Hoe gemakkelijk viel Gods kind dikwijls een zaak, die hem anders bijna onmogelijk toescheen. Als hij geen zwarigheden verwachtte, omringden zij hem van alle zijden als torens. Hoe dikwijls verloor hij weer wat hij meende goed te hebben aangegrepen, en bespeurde hij plotseling dat hij nog lang moest zoeken naar hetgeen hij dacht te bezitten.

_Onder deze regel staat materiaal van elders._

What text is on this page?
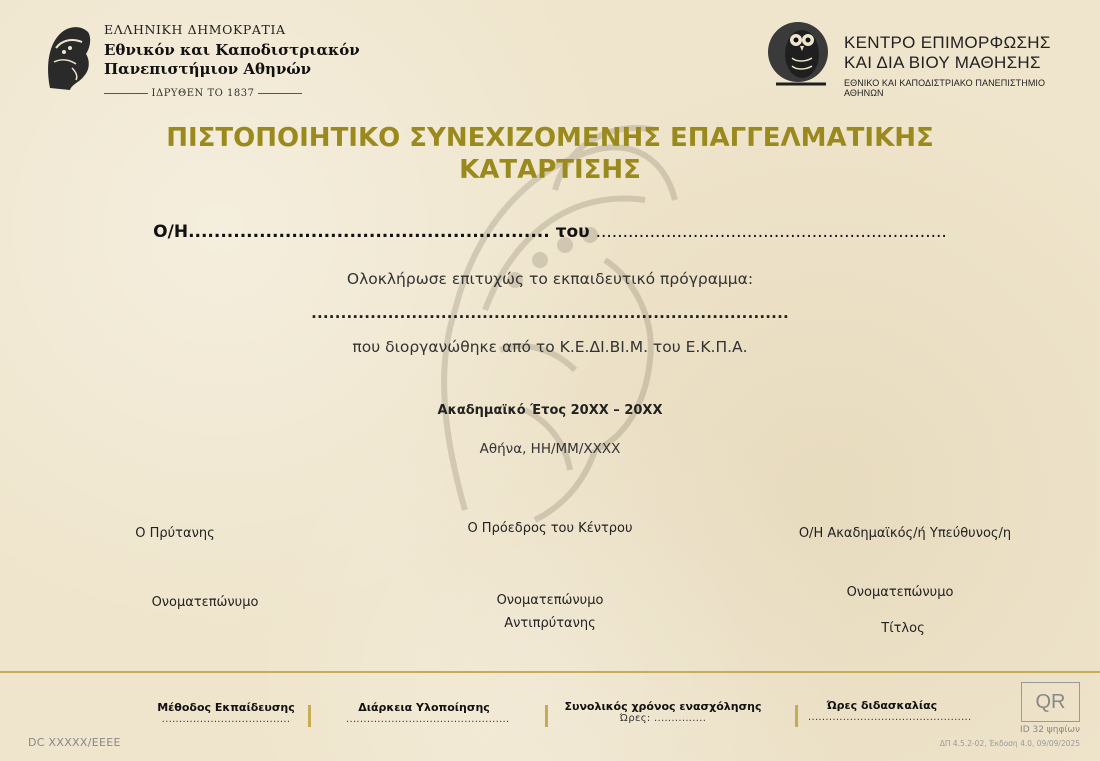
ΕΛΛΗΝΙΚΗ ΔΗΜΟΚΡΑΤΙΑ
Εθνικόν και Καποδιστριακόν
Πανεπιστήμιον Αθηνών
ΙΔΡΥΘΕΝ ΤΟ 1837
ΚΕΝΤΡΟ ΕΠΙΜΟΡΦΩΣΗΣ
ΚΑΙ ΔΙΑ ΒΙΟΥ ΜΑΘΗΣΗΣ
ΕΘΝΙΚΟ ΚΑΙ ΚΑΠΟΔΙΣΤΡΙΑΚΟ ΠΑΝΕΠΙΣΤΗΜΙΟ ΑΘΗΝΩΝ
ΠΙΣΤΟΠΟΙΗΤΙΚΟ ΣΥΝΕΧΙΖΟΜΕΝΗΣ ΕΠΑΓΓΕΛΜΑΤΙΚΗΣ
ΚΑΤΑΡΤΙΣΗΣ
Ο/Η........................................................ του .................................................................
Ολοκλήρωσε επιτυχώς το εκπαιδευτικό πρόγραμμα:
.................................................................................
που διοργανώθηκε από το Κ.Ε.ΔΙ.ΒΙ.Μ. του Ε.Κ.Π.Α.
Ακαδημαϊκό Έτος 20ΧΧ – 20ΧΧ
Αθήνα, ΗΗ/ΜΜ/ΧΧΧΧ
Ο Πρύτανης
Ονοματεπώνυμο
Ο Πρόεδρος του Κέντρου
Ονοματεπώνυμο
Αντιπρύτανης
Ο/Η Ακαδημαϊκός/ή Υπεύθυνος/η
Ονοματεπώνυμο
Τίτλος
Μέθοδος Εκπαίδευσης
.....................................
Διάρκεια Υλοποίησης
...............................................
Συνολικός χρόνος ενασχόλησης
Ώρες: ...............
Ώρες διδασκαλίας
...............................................
QR
ID 32 ψηφίων
ΔΠ 4.5.2-02, Έκδοση 4.0, 09/09/2025
DC XXXXX/EEEE
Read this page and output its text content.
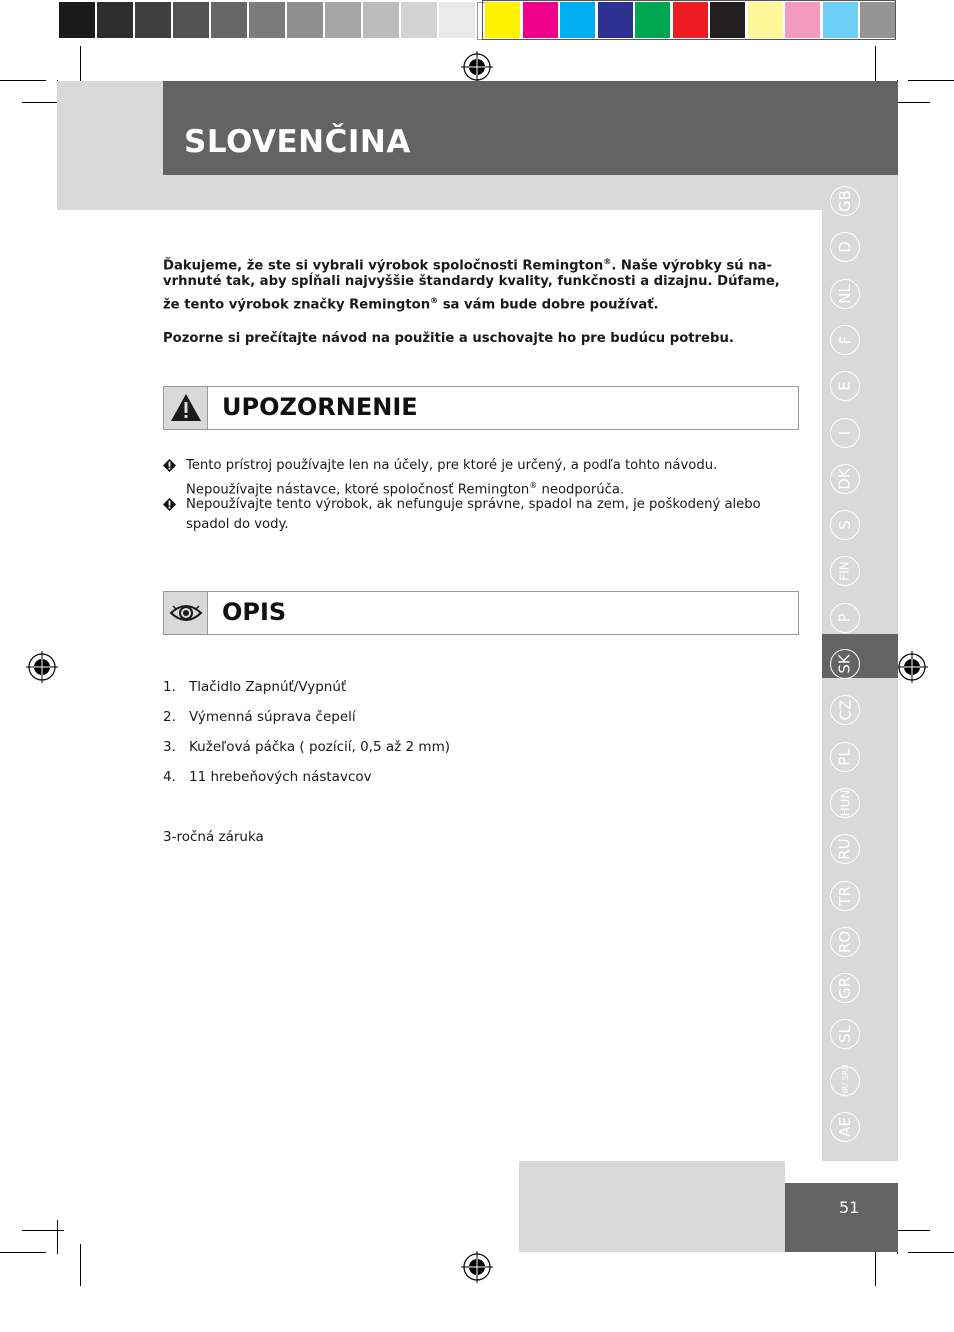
SLOVENČINA
GB
D
NL
F
E
I
DK
S
FIN
P
SK
CZ
PL
HUN
RU
TR
RO
GR
SL
HR/ SRB
AE

Ďakujeme, že ste si vybrali výrobok spoločnosti Remington®. Naše výrobky sú na-

vrhnuté tak, aby spĺňali najvyššie štandardy kvality, funkčnosti a dizajnu. Dúfame,

že tento výrobok značky Remington® sa vám bude dobre používať.

Pozorne si prečítajte návod na použitie a uschovajte ho pre budúcu potrebu.

UPOZORNENIE
Tento prístroj používajte len na účely, pre ktoré je určený, a podľa tohto návodu.
Nepoužívajte nástavce, ktoré spoločnosť Remington® neodporúča.
Nepoužívajte tento výrobok, ak nefunguje správne, spadol na zem, je poškodený alebo
spadol do vody.
OPIS
1. Tlačidlo Zapnúť/Vypnúť
2. Výmenná súprava čepelí
3. Kužeľová páčka ( pozícií, 0,5 až 2 mm)
4. 11 hrebeňových nástavcov
3-ročná záruka
51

Het kan zeer nuttig zijn van tijd tot tijd de vele ervaringen te overzien. Vooral blijft de eerste uitstorting der liefde Gods in het hart het hele leven onvergetelijk. Hoeveel gelovigen hebben niet terecht dag en uur opgetekend, toen zij die gelukzaligheid deelachtig werden. Het in herinnering brengen van deze genadige ervaring is niet zelden een gezegend middel om de ziel ook in een dorre woestijn te verkwikken. Ook gebeurt het wel dat de omstandigheden de ziel zo wonderlijk en vreemd, zo onverwacht en moeilijk voorkomen, dat men roer en riemen verliest en zich niets meer herinneren kan. Men wordt gelijk aan de zeelieden, die –aan de woelingen der zee gewoon– niet zozeer voor een storm verschrikken, omdat zij er reeds vele beleefd hebben.
Het is evenwel ook waar, dat men –evenals de kinderen Israëls toen het hun aan spijs ontbrak even ongelovig waren als anders– ook wel eens ondervonden uitreddingen en verlossingen vergeet en er zich niet mee troosten kan.